The Sixth Circuit in Deleon, in concluding that the employee had made his threshold showing at the summary judgment stage, found there was a question of fact as to whether the transfer was materially adverse to a reasonable person, “especially in light of the factual similarities between the instant case and Burlington Northern.”[xi] In relying upon Burlington Northern, the Sixth Circuit specifically noted “an employer’s transfer may constitute a materially adverse employment action, even in the absence of a demotion or pay decrease, so long as the particular circumstances present give rise to some level of objective intolerability.”[xii] However, it appears the Sixth Circuit’s reliance on Burlington Northern was misplaced because that caseanalyzed a retaliation claim, not a discrimination claim.

Moreover, other cases that the Sixth Circuit relied upon to support its holding that a lateral transfer constitutes an adverse employment action in a discrimination case — such as Hollins v. Atlantic Company,[xiii] Strouss v. Michigan Department of Corrections,[xiv] and Mattei v. Mattei[xv] — also analyzed retaliation claims. Informatively, the discrimination cases the Sixth Circuit relied upon — Kocsis v. Multi-Care Management, Inc.[xvi] and Policastro v. Northwest Airlines, Inc.[xvii] — all concluded the reassignments at issue were not adverse employment actions because, in relevant part, they did not involve a reduction in salary or benefits.

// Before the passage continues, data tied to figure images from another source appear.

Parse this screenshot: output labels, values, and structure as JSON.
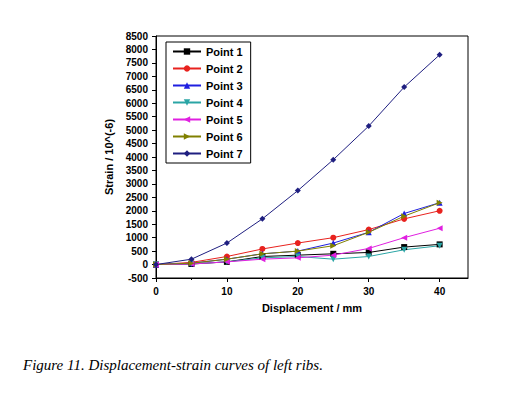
{
  "chart_data": {
    "type": "line",
    "caption": "Figure 11. Displacement-strain curves of left ribs.",
    "x_label": "Displacement / mm",
    "y_label": "Strain / 10^(-6)",
    "x": [
      0,
      5,
      10,
      15,
      20,
      25,
      30,
      35,
      40
    ],
    "xlim": [
      0,
      44
    ],
    "xticks": [
      0,
      10,
      20,
      30,
      40
    ],
    "ylim": [
      -500,
      8500
    ],
    "yticks": [
      -500,
      0,
      500,
      1000,
      1500,
      2000,
      2500,
      3000,
      3500,
      4000,
      4500,
      5000,
      5500,
      6000,
      6500,
      7000,
      7500,
      8000,
      8500
    ],
    "legend": "upper left",
    "grid": false,
    "series": [
      {
        "name": "Point 1",
        "color": "#000000",
        "marker": "square",
        "values": [
          0,
          20,
          100,
          300,
          350,
          400,
          450,
          650,
          750
        ]
      },
      {
        "name": "Point 2",
        "color": "#e8221e",
        "marker": "circle",
        "values": [
          0,
          80,
          300,
          580,
          800,
          1000,
          1300,
          1700,
          2000
        ]
      },
      {
        "name": "Point 3",
        "color": "#1f1fe0",
        "marker": "triangle_up",
        "values": [
          0,
          50,
          200,
          400,
          500,
          800,
          1200,
          1900,
          2300
        ]
      },
      {
        "name": "Point 4",
        "color": "#2aa5a5",
        "marker": "triangle_down",
        "values": [
          0,
          30,
          100,
          250,
          300,
          200,
          300,
          550,
          700
        ]
      },
      {
        "name": "Point 5",
        "color": "#e020e0",
        "marker": "triangle_left",
        "values": [
          0,
          20,
          100,
          200,
          250,
          350,
          600,
          1000,
          1350
        ]
      },
      {
        "name": "Point 6",
        "color": "#808000",
        "marker": "triangle_right",
        "values": [
          0,
          50,
          200,
          400,
          500,
          700,
          1200,
          1800,
          2300
        ]
      },
      {
        "name": "Point 7",
        "color": "#1f1f80",
        "marker": "diamond",
        "values": [
          0,
          200,
          800,
          1700,
          2750,
          3900,
          5150,
          6600,
          7800
        ]
      }
    ]
  }
}
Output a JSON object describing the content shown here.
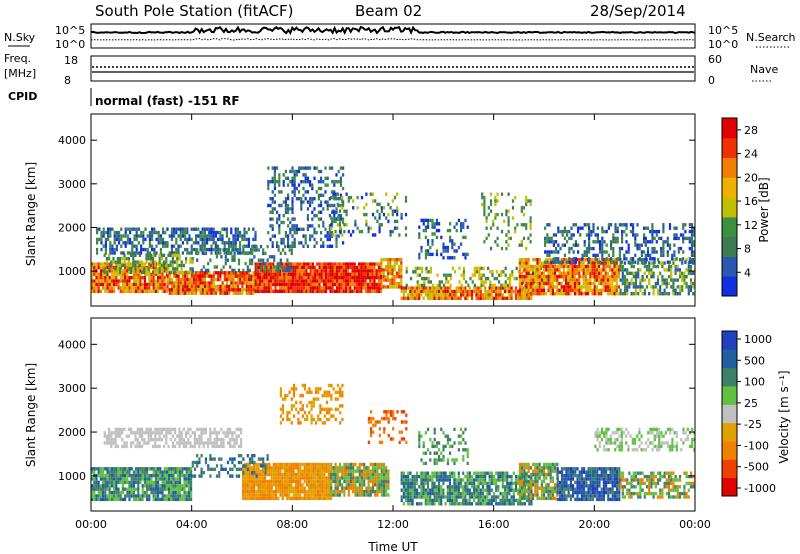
{
  "header": {
    "title": "South Pole Station (fitACF)",
    "beam": "Beam 02",
    "date": "28/Sep/2014"
  },
  "top_panels": {
    "nsky_label": "N.Sky",
    "nsearch_label": "N.Search",
    "nsky_ticks": [
      "10^5",
      "10^0"
    ],
    "nsearch_ticks": [
      "10^5",
      "10^0"
    ],
    "freq_label_1": "Freq.",
    "freq_label_2": "[MHz]",
    "freq_ticks": [
      "18",
      "8"
    ],
    "nave_label": "Nave",
    "nave_ticks": [
      "60",
      "0"
    ],
    "cpid_label": "CPID",
    "cpid_text": "normal (fast) -151 RF"
  },
  "colors": {
    "power": [
      "#1030e0",
      "#2858b0",
      "#3c7c50",
      "#3c9040",
      "#c0c000",
      "#f0b000",
      "#f08000",
      "#f03000",
      "#e00000"
    ],
    "velocity": [
      "#2040c0",
      "#2060a0",
      "#40806a",
      "#60c040",
      "#c0c0c0",
      "#e0a000",
      "#f08000",
      "#f04000",
      "#e00000"
    ]
  },
  "chart_data": [
    {
      "type": "heatmap",
      "ylabel": "Slant Range [km]",
      "yticks": [
        "1000",
        "2000",
        "3000",
        "4000"
      ],
      "xticks": [],
      "ylim": [
        200,
        4600
      ],
      "xlim": [
        "00:00",
        "24:00"
      ],
      "colorbar": {
        "label": "Power [dB]",
        "ticks": [
          "4",
          "8",
          "12",
          "16",
          "20",
          "24",
          "28"
        ],
        "range": [
          0,
          30
        ]
      }
    },
    {
      "type": "heatmap",
      "ylabel": "Slant Range [km]",
      "yticks": [
        "1000",
        "2000",
        "3000",
        "4000"
      ],
      "xticks": [
        "00:00",
        "04:00",
        "08:00",
        "12:00",
        "16:00",
        "20:00",
        "00:00"
      ],
      "xlabel": "Time UT",
      "ylim": [
        200,
        4600
      ],
      "xlim": [
        "00:00",
        "24:00"
      ],
      "colorbar": {
        "label": "Velocity [m s⁻¹]",
        "ticks": [
          "1000",
          "500",
          "100",
          "25",
          "-25",
          "-100",
          "-500",
          "-1000"
        ]
      }
    }
  ]
}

Bad Decision for Employers (in more than one way)

The Deleon case is a concerning decision for at least two reasons. The more obvious reason is that employers may face liability when they refuse to transfer an employee to a position for which they applied, or when they actually do transfer an employee to a position for which they applied.

Perhaps the less obvious reason is that it appears that the Sixth Circuit has broadened the definition of adverse employment action in discrimination cases, so it is effectively the same definition applied in retaliation cases. Not only was this not the Supreme Court’s intention in Burlington Northern, but, more importantly, the Sixth Circuit has given more protection to employees than was originally intended by the legislature. Given the Sixth Circuit’s mixed jurisprudence in these cases, later decisions may finally and conclusively show Deleon to be an outlier. Until then, though, employers in the Sixth Circuit need to take special care in dealing with employees who may perceive an employment action taken against them as adverse. Similarly, attorneys representing employers in discrimination cases need to be aware of the judicial landmine that is the Deleon decision — and have a plan for showing it to be the misapplication that it is.

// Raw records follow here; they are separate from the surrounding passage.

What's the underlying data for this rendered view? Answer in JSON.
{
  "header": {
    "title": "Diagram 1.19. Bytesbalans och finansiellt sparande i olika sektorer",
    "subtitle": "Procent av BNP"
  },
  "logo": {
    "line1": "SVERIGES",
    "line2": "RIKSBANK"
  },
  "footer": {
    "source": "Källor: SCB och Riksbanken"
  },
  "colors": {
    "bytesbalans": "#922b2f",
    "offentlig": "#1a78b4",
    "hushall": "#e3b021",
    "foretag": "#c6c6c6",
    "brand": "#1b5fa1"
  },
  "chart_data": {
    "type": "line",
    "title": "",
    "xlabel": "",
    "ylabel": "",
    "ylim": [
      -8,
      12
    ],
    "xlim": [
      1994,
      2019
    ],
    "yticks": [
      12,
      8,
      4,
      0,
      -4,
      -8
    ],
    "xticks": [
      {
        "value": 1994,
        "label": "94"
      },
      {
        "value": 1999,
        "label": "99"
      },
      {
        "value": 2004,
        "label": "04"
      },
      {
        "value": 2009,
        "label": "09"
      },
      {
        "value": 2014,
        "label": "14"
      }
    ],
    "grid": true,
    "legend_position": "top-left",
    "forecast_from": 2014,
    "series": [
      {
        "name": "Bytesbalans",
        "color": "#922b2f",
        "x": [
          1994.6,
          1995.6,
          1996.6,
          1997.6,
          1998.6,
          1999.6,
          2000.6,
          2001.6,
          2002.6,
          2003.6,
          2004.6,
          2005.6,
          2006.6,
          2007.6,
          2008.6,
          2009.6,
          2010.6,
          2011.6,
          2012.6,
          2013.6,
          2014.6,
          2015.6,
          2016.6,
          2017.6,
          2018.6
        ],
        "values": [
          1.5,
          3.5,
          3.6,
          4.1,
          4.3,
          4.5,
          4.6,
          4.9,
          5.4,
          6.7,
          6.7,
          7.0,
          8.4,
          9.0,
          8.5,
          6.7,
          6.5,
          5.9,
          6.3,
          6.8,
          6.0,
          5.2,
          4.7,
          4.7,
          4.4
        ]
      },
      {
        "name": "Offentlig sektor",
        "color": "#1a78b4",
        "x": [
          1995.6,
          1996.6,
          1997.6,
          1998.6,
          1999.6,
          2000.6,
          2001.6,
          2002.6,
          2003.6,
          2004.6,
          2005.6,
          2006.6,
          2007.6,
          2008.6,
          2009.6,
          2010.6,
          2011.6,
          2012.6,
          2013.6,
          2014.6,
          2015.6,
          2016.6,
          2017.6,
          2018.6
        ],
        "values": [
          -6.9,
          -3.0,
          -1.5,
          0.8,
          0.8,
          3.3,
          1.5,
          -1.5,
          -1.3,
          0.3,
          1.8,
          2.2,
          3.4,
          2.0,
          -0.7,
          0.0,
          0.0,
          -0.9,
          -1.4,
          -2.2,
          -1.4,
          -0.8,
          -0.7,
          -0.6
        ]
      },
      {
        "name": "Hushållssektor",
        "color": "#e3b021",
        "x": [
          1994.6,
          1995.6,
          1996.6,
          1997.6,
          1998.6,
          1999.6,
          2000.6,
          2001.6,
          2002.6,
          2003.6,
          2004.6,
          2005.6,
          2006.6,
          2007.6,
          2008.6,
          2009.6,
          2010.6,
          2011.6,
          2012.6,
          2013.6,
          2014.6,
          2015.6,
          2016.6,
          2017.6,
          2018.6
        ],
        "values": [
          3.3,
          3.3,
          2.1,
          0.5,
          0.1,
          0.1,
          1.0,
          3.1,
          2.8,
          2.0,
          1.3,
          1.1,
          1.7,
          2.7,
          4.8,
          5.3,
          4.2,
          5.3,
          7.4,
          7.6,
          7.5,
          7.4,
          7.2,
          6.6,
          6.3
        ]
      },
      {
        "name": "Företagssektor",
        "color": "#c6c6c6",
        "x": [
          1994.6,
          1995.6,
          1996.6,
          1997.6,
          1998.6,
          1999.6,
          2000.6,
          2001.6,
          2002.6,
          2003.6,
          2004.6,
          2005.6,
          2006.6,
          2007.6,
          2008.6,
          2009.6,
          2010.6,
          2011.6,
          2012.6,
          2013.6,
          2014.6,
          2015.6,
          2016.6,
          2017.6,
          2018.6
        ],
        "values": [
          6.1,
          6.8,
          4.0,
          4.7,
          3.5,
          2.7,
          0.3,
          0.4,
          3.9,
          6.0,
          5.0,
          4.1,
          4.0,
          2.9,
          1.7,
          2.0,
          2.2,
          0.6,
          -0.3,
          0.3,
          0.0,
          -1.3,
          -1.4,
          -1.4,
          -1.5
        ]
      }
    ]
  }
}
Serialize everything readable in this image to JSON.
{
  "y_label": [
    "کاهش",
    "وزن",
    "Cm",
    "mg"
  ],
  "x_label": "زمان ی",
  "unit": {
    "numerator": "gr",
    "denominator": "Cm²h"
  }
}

[i] 739 F.3d 914 (6th Cir. 2014).
[ii] 916.
[iii] Id. at 917-18.
[iv] Id. at 918.
[v] 548 U.S. 53 (2006).
[vi] Id. at 71.
[vii] Id. at 67.
[viii] Id. at 68.
[ix] Id. at 62.
[x] Id. at 63-64.
[xi] 739 F.3d at 920.
[xii] Id. at 919.
[xiii] 188 F.3d 652, 662 (6th Cir. 1999) (discussing definition of adverse employment action under Title VII retaliation claim).

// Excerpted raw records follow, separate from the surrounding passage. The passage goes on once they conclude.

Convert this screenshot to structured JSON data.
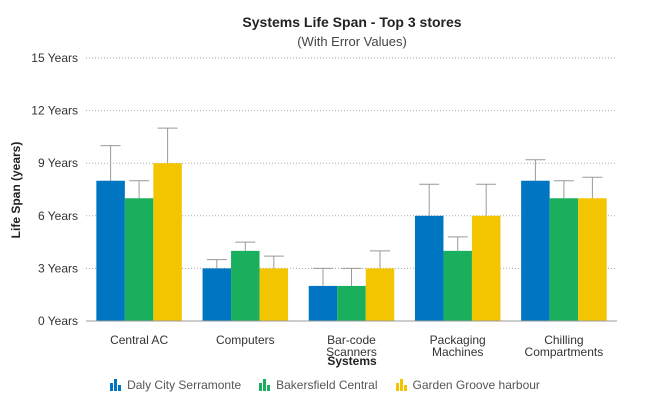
{
  "chart_data": {
    "type": "bar",
    "title": "Systems Life Span - Top 3 stores",
    "subtitle": "(With Error Values)",
    "xlabel": "Systems",
    "ylabel": "Life Span (years)",
    "ylim": [
      0,
      15
    ],
    "yticks": [
      0,
      3,
      6,
      9,
      12,
      15
    ],
    "ytick_labels": [
      "0 Years",
      "3 Years",
      "6 Years",
      "9 Years",
      "12 Years",
      "15 Years"
    ],
    "grid": true,
    "legend": "bottom",
    "categories": [
      [
        "Central AC"
      ],
      [
        "Computers"
      ],
      [
        "Bar-code",
        "Scanners"
      ],
      [
        "Packaging",
        "Machines"
      ],
      [
        "Chilling",
        "Compartments"
      ]
    ],
    "series": [
      {
        "name": "Daly City Serramonte",
        "color": "#0075c2",
        "values": [
          8,
          3,
          2,
          6,
          8
        ],
        "errors": [
          2,
          0.5,
          1,
          1.8,
          1.2
        ]
      },
      {
        "name": "Bakersfield Central",
        "color": "#1aaf5d",
        "values": [
          7,
          4,
          2,
          4,
          7
        ],
        "errors": [
          1,
          0.5,
          1,
          0.8,
          1
        ]
      },
      {
        "name": "Garden Groove harbour",
        "color": "#f2c500",
        "values": [
          9,
          3,
          3,
          6,
          7
        ],
        "errors": [
          2,
          0.7,
          1,
          1.8,
          1.2
        ]
      }
    ]
  }
}
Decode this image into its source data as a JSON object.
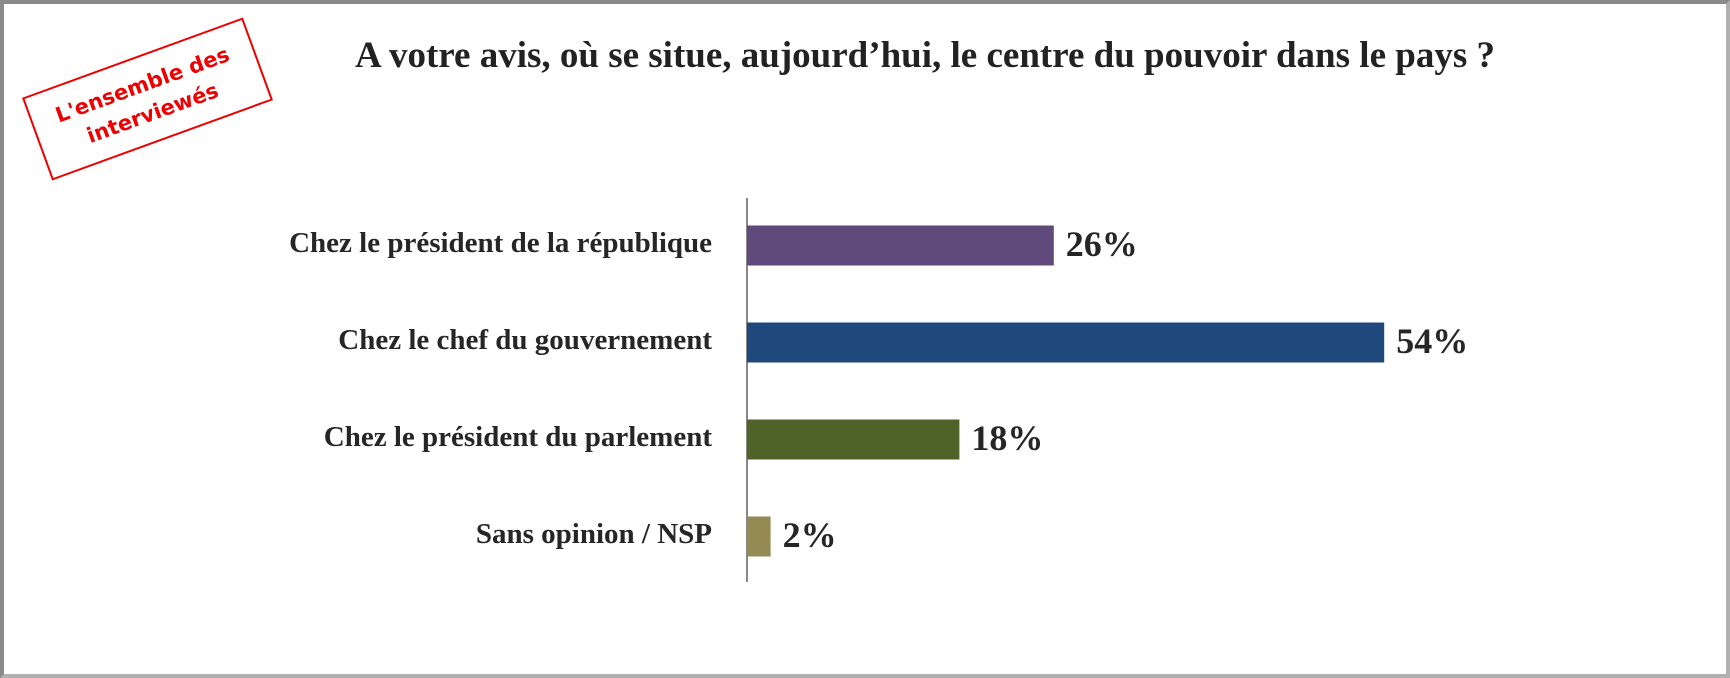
{
  "chart_data": {
    "type": "bar",
    "orientation": "horizontal",
    "title": "A votre avis, où se situe, aujourd’hui, le centre du pouvoir dans le pays ?",
    "annotation": [
      "L'ensemble des",
      "interviewés"
    ],
    "categories": [
      "Chez le président de la république",
      "Chez le chef du gouvernement",
      "Chez le président du parlement",
      "Sans opinion / NSP"
    ],
    "values": [
      26,
      54,
      18,
      2
    ],
    "value_labels": [
      "26%",
      "54%",
      "18%",
      "2%"
    ],
    "colors": [
      "#604a7b",
      "#1f497d",
      "#4f6228",
      "#948a54"
    ]
  }
}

[xiv] 250 F.3d 336, 343 (6th Cir. 2001) (analyzing whether lateral transfer constitutes adverse employment action under Title VII retaliation claim).
[xv] 126 F.3d 794, 808 (6th Cit. 1997) (analyzing retaliation claim under ERISA).
[xvi] 97 F.3d 876, 885-87 (6th Cir. 1996) (analyzing discrimination suit brought under the ADA).
[xvii] 297 F.3d 535, 539 (6th Cir. 2002) (analyzing constructive discharge claim brought under Title VII and Age Discrimination in Employment Act).